Musician Bob Dylan said in a rare interview published Friday June 12 by the New york times have been "Sick" seeing the video of the death of George Floyd, asphyxiated on May 25 by a white police officer in his native state of Minnesota. "It made me sick to see him tortured like this", he said in his first real interview since winning the Nobel Prize for Literature in 2016.
"It goes beyond horror.
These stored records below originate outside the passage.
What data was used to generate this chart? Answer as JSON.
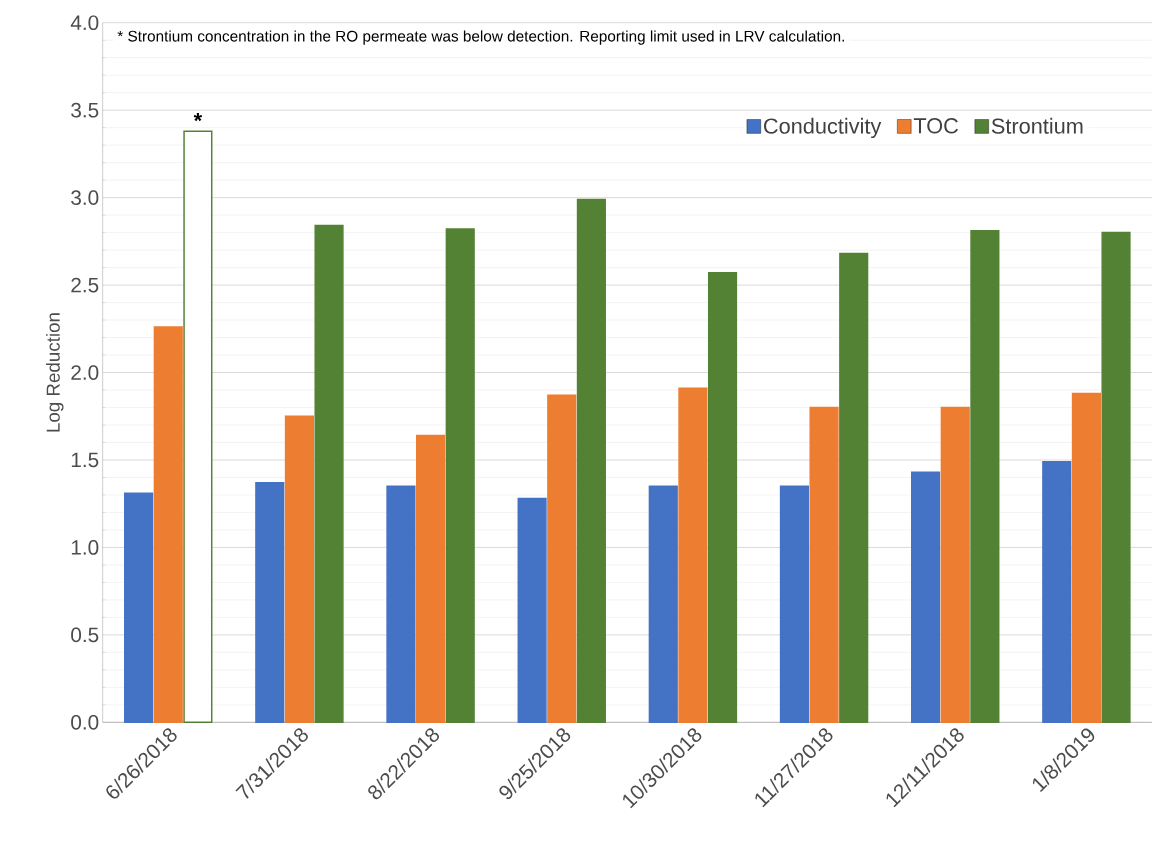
{
  "chart_data": {
    "type": "bar",
    "ylabel": "Log Reduction",
    "categories": [
      "6/26/2018",
      "7/31/2018",
      "8/22/2018",
      "9/25/2018",
      "10/30/2018",
      "11/27/2018",
      "12/11/2018",
      "1/8/2019"
    ],
    "series": [
      {
        "name": "Conductivity",
        "color": "#4472c4",
        "values": [
          1.31,
          1.37,
          1.35,
          1.28,
          1.35,
          1.35,
          1.43,
          1.49
        ]
      },
      {
        "name": "TOC",
        "color": "#ed7d31",
        "values": [
          2.26,
          1.75,
          1.64,
          1.87,
          1.91,
          1.8,
          1.8,
          1.88
        ]
      },
      {
        "name": "Strontium",
        "color": "#548235",
        "colors": [
          "#ffffff",
          "#548235",
          "#548235",
          "#548235",
          "#548235",
          "#548235",
          "#548235",
          "#548235"
        ],
        "values": [
          3.38,
          2.84,
          2.82,
          2.99,
          2.57,
          2.68,
          2.81,
          2.8
        ]
      }
    ],
    "ylim": [
      0,
      4
    ],
    "yticks": [
      {
        "value": 0,
        "label": "0.0"
      },
      {
        "value": 0.5,
        "label": "0.5"
      },
      {
        "value": 1,
        "label": "1.0"
      },
      {
        "value": 1.5,
        "label": "1.5"
      },
      {
        "value": 2,
        "label": "2.0"
      },
      {
        "value": 2.5,
        "label": "2.5"
      },
      {
        "value": 3,
        "label": "3.0"
      },
      {
        "value": 3.5,
        "label": "3.5"
      },
      {
        "value": 4,
        "label": "4.0"
      }
    ],
    "grid": "y",
    "legend": "top right",
    "annotations": [
      "* Strontium concentration in the RO permeate was below detection.  Reporting limit used in LRV calculation.",
      "*"
    ]
  }
}
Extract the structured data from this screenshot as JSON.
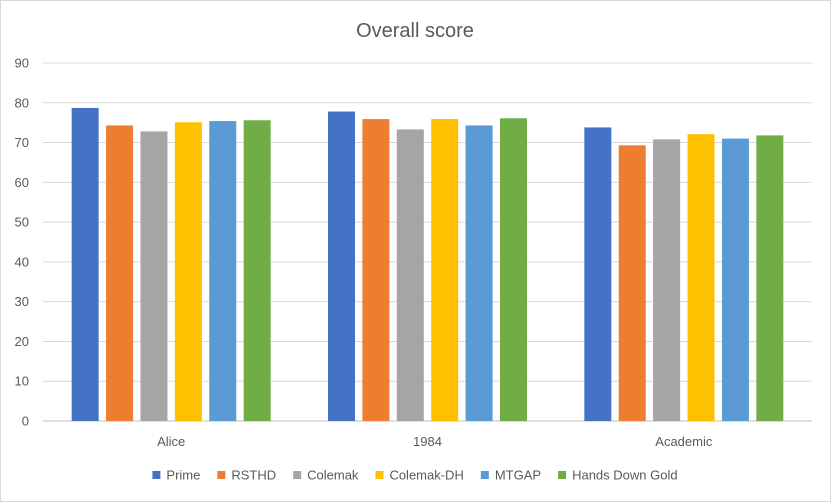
{
  "chart_data": {
    "type": "bar",
    "title": "Overall score",
    "xlabel": "",
    "ylabel": "",
    "categories": [
      "Alice",
      "1984",
      "Academic"
    ],
    "series": [
      {
        "name": "Prime",
        "color": "#4472C4",
        "values": [
          78.7,
          77.8,
          73.8
        ]
      },
      {
        "name": "RSTHD",
        "color": "#ED7D31",
        "values": [
          74.3,
          75.9,
          69.3
        ]
      },
      {
        "name": "Colemak",
        "color": "#A5A5A5",
        "values": [
          72.8,
          73.3,
          70.8
        ]
      },
      {
        "name": "Colemak-DH",
        "color": "#FFC000",
        "values": [
          75.1,
          75.9,
          72.1
        ]
      },
      {
        "name": "MTGAP",
        "color": "#5B9BD5",
        "values": [
          75.4,
          74.3,
          71.0
        ]
      },
      {
        "name": "Hands Down Gold",
        "color": "#70AD47",
        "values": [
          75.6,
          76.1,
          71.8
        ]
      }
    ],
    "ylim": [
      0,
      90
    ],
    "yticks": [
      0,
      10,
      20,
      30,
      40,
      50,
      60,
      70,
      80,
      90
    ],
    "grid": true,
    "legend_position": "bottom"
  }
}
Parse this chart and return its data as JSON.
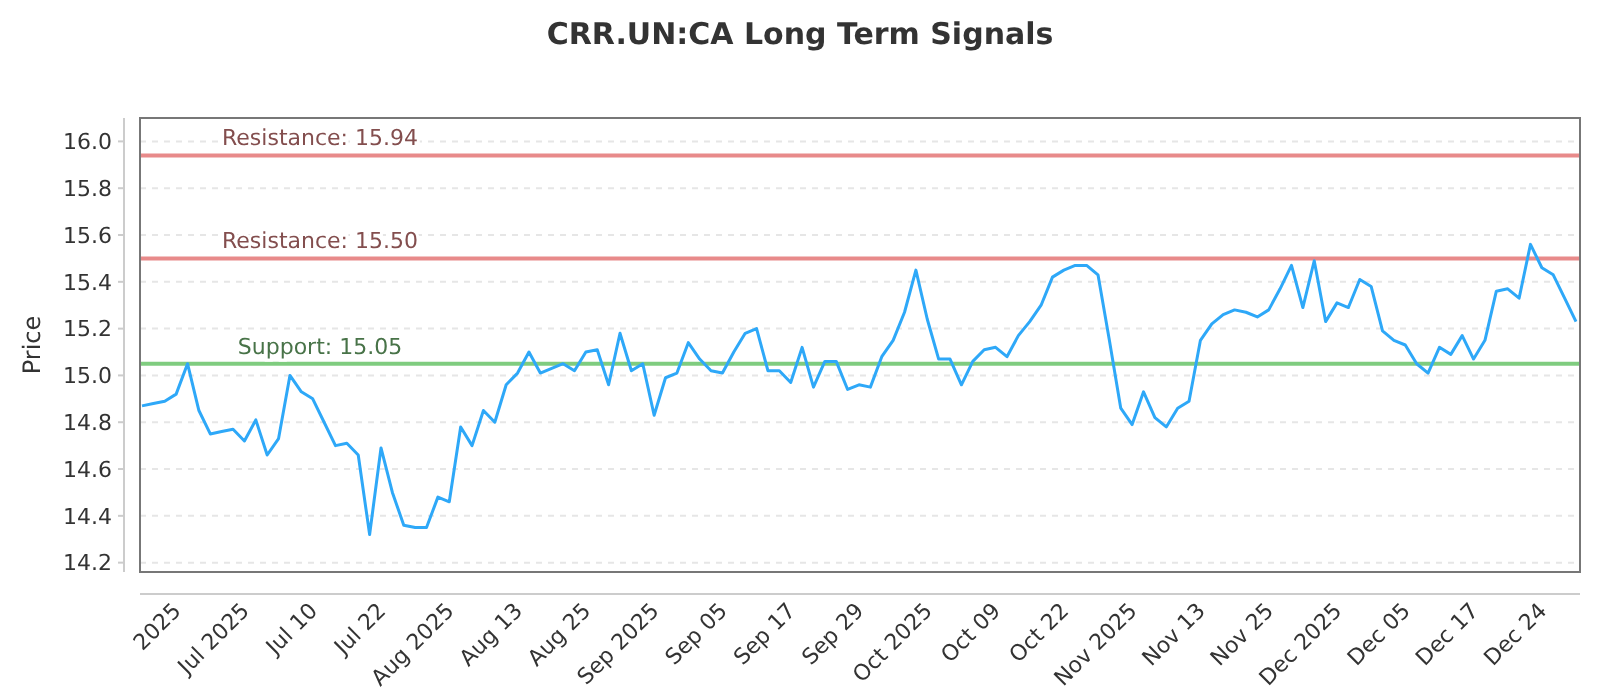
{
  "chart_data": {
    "type": "line",
    "title": "CRR.UN:CA Long Term Signals",
    "ylabel": "Price",
    "categories": [
      null,
      null,
      null,
      "2025",
      null,
      null,
      null,
      null,
      null,
      "Jul 2025",
      null,
      null,
      null,
      null,
      null,
      "Jul 10",
      null,
      null,
      null,
      null,
      null,
      "Jul 22",
      null,
      null,
      null,
      null,
      null,
      "Aug 2025",
      null,
      null,
      null,
      null,
      null,
      "Aug 13",
      null,
      null,
      null,
      null,
      null,
      "Aug 25",
      null,
      null,
      null,
      null,
      null,
      "Sep 2025",
      null,
      null,
      null,
      null,
      null,
      "Sep 05",
      null,
      null,
      null,
      null,
      null,
      "Sep 17",
      null,
      null,
      null,
      null,
      null,
      "Sep 29",
      null,
      null,
      null,
      null,
      null,
      "Oct 2025",
      null,
      null,
      null,
      null,
      null,
      "Oct 09",
      null,
      null,
      null,
      null,
      null,
      "Oct 22",
      null,
      null,
      null,
      null,
      null,
      "Nov 2025",
      null,
      null,
      null,
      null,
      null,
      "Nov 13",
      null,
      null,
      null,
      null,
      null,
      "Nov 25",
      null,
      null,
      null,
      null,
      null,
      "Dec 2025",
      null,
      null,
      null,
      null,
      null,
      "Dec 05",
      null,
      null,
      null,
      null,
      null,
      "Dec 17",
      null,
      null,
      null,
      null,
      null,
      "Dec 24",
      null,
      null,
      null
    ],
    "series": [
      {
        "color": "#2ea8f8",
        "values": [
          14.87,
          14.88,
          14.89,
          14.92,
          15.05,
          14.85,
          14.75,
          14.76,
          14.77,
          14.72,
          14.81,
          14.66,
          14.73,
          15.0,
          14.93,
          14.9,
          14.8,
          14.7,
          14.71,
          14.66,
          14.32,
          14.69,
          14.5,
          14.36,
          14.35,
          14.35,
          14.48,
          14.46,
          14.78,
          14.7,
          14.85,
          14.8,
          14.96,
          15.01,
          15.1,
          15.01,
          15.03,
          15.05,
          15.02,
          15.1,
          15.11,
          14.96,
          15.18,
          15.02,
          15.05,
          14.83,
          14.99,
          15.01,
          15.14,
          15.07,
          15.02,
          15.01,
          15.1,
          15.18,
          15.2,
          15.02,
          15.02,
          14.97,
          15.12,
          14.95,
          15.06,
          15.06,
          14.94,
          14.96,
          14.95,
          15.08,
          15.15,
          15.27,
          15.45,
          15.24,
          15.07,
          15.07,
          14.96,
          15.06,
          15.11,
          15.12,
          15.08,
          15.17,
          15.23,
          15.3,
          15.42,
          15.45,
          15.47,
          15.47,
          15.43,
          15.15,
          14.86,
          14.79,
          14.93,
          14.82,
          14.78,
          14.86,
          14.89,
          15.15,
          15.22,
          15.26,
          15.28,
          15.27,
          15.25,
          15.28,
          15.37,
          15.47,
          15.29,
          15.49,
          15.23,
          15.31,
          15.29,
          15.41,
          15.38,
          15.19,
          15.15,
          15.13,
          15.05,
          15.01,
          15.12,
          15.09,
          15.17,
          15.07,
          15.15,
          15.36,
          15.37,
          15.33,
          15.56,
          15.46,
          15.43,
          15.33,
          15.23
        ]
      }
    ],
    "ylim": [
      14.16,
      16.1
    ],
    "yticks": [
      14.2,
      14.4,
      14.6,
      14.8,
      {
        "value": 15,
        "label": "15.0"
      },
      15.2,
      15.4,
      15.6,
      15.8,
      {
        "value": 16,
        "label": "16.0"
      }
    ],
    "ref_lines": [
      {
        "axis": "y",
        "value": 15.94,
        "label": "Resistance: 15.94",
        "color": "#e88a8a"
      },
      {
        "axis": "y",
        "value": 15.5,
        "label": "Resistance: 15.50",
        "color": "#e88a8a"
      },
      {
        "axis": "y",
        "value": 15.05,
        "label": "Support: 15.05",
        "color": "#7fcc7f"
      }
    ],
    "grid": "y",
    "marker": "none",
    "line_style": "solid"
  }
}
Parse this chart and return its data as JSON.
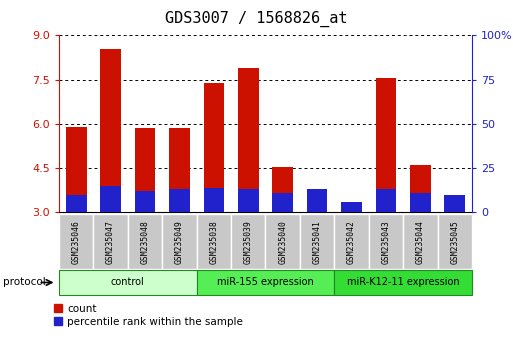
{
  "title": "GDS3007 / 1568826_at",
  "samples": [
    "GSM235046",
    "GSM235047",
    "GSM235048",
    "GSM235049",
    "GSM235038",
    "GSM235039",
    "GSM235040",
    "GSM235041",
    "GSM235042",
    "GSM235043",
    "GSM235044",
    "GSM235045"
  ],
  "count_values": [
    5.9,
    8.55,
    5.85,
    5.85,
    7.4,
    7.9,
    4.55,
    3.3,
    3.2,
    7.55,
    4.6,
    3.3
  ],
  "percentile_values": [
    10,
    15,
    12,
    13,
    14,
    13,
    11,
    13,
    6,
    13,
    11,
    10
  ],
  "baseline": 3.0,
  "ylim_left": [
    3.0,
    9.0
  ],
  "ylim_right": [
    0,
    100
  ],
  "yticks_left": [
    3,
    4.5,
    6,
    7.5,
    9
  ],
  "yticks_right": [
    0,
    25,
    50,
    75,
    100
  ],
  "bar_color": "#cc1100",
  "blue_color": "#2222cc",
  "grid_color": "#000000",
  "title_fontsize": 11,
  "groups": [
    {
      "label": "control",
      "start": 0,
      "end": 4,
      "color": "#ccffcc"
    },
    {
      "label": "miR-155 expression",
      "start": 4,
      "end": 8,
      "color": "#55ee55"
    },
    {
      "label": "miR-K12-11 expression",
      "start": 8,
      "end": 12,
      "color": "#33dd33"
    }
  ],
  "protocol_label": "protocol",
  "legend_items": [
    "count",
    "percentile rank within the sample"
  ],
  "bar_width": 0.6
}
Hopefully justice will soon be done for the Floyd family and the country. "
At 79, the folk legend, including some songs, like Hurricane (1976), denounced police violence against the black minority, is preparing to release next Friday its first album of original songs since 2012, Rough and Rowdy Days.
By the end of March, as the pandemic began to hit the United States, Bob Dylan had released his first song in eight years, Murder Most Foul, a seventeen minute ballad devoted to the assassination of President John F. Kennedy.
Consequences of the pandemic
In a telephone interview from Friday at his home in Malibu, California, he was pessimistic about the future of the world and the consequences of the coronavirus pandemic.
“Extreme arrogance can lead to disastrous sanctions. Maybe we are on the eve of annihilation "he said, sweeping away any notion of warning "Biblical".
"I am thinking of the death of the human race. The long and strange journey of the naked monkey (…) Every human being, as strong and powerful as it is, is fragile in the face of death. I think about it in general, not personal terms. "
Before the pandemic Bob Dylan regularly performed in concert. He had notably planned a series of concerts in April in Japan and in June in the United States, all canceled.